Neural network approach to quasiparticle dispersions in doped antiferromagnets

Numerically simulating spinful, fermionic systems is of great interest from the perspective of condensed matter physics. However, the exponential growth of the Hilbert space dimension with system size renders an exact parameterization of large quantum systems prohibitively demanding. This is a perfect playground for neural networks, owing to their immense representative power that often allows to use only a fraction of the parameters that are needed in exact methods. Here, we investigate the ability of neural quantum states (NQS) to represent the bosonic and fermionic $t-J$ model - the high interaction limit of the Fermi-Hubbard model - on different 1D and 2D lattices. Using autoregressive recurrent neural networks (RNNs) with 2D tensorized gated recurrent units, we study the ground state representations upon doping the half-filled system with holes.

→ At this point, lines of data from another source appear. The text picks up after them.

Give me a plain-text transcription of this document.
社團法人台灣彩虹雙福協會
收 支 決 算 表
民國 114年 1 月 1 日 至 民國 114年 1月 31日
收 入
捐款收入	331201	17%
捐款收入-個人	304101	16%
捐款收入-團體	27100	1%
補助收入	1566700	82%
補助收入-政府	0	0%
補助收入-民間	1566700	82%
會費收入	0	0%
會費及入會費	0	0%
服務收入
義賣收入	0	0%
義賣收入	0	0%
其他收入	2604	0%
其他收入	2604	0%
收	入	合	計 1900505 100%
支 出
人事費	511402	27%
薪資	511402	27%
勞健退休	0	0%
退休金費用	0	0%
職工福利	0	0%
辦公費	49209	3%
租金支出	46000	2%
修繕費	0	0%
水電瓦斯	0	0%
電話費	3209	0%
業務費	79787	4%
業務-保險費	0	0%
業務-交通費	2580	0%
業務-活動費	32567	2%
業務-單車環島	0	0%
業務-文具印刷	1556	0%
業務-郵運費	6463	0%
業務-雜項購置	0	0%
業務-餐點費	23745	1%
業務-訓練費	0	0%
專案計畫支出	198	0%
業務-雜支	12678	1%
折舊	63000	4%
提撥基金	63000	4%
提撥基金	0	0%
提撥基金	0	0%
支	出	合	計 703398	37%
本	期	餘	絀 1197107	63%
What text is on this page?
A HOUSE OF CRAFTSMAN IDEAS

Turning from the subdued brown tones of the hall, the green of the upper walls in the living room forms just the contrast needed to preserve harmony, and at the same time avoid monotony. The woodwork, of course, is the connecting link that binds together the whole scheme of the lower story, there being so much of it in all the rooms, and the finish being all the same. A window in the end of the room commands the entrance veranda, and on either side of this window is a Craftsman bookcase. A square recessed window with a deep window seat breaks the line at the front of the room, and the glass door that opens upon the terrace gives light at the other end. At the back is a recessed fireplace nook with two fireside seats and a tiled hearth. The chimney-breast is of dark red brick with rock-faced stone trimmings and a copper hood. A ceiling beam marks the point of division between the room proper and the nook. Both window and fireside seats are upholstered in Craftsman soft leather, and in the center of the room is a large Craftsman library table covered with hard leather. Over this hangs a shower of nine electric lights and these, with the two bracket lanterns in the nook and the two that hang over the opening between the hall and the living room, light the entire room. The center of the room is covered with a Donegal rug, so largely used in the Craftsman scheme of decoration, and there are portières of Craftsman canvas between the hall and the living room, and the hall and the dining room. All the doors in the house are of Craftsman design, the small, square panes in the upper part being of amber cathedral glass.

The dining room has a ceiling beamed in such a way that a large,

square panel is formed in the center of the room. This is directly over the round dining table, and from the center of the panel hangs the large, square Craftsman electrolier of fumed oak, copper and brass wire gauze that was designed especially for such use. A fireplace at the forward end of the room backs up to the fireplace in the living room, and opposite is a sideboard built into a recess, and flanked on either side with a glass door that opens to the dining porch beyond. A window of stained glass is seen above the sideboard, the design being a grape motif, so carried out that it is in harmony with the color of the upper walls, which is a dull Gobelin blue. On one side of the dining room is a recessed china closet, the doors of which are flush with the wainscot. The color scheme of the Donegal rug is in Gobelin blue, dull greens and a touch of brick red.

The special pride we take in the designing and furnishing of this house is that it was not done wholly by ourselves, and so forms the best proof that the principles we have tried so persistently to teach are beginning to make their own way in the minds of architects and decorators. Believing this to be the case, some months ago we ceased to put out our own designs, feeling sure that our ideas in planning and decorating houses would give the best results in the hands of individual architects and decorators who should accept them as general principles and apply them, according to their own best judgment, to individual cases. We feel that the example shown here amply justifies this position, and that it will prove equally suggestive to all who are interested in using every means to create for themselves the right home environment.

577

Moreover, we present a method to calculate dispersion relations from the neural network state representation, applicable to any neural network architecture and any lattice geometry, that allows to infer the low-energy physics from the NQS. To demonstrate our approach, we calculate the dispersion of a single hole in the $t-J$ model on different 1D and 2D square and triangular lattices. Furthermore, we analyze the strengths and weaknesses of the RNN approach for fermionic systems, pointing the way for an accurate and efficient parameterization of fermionic quantum systems using neural quantum states.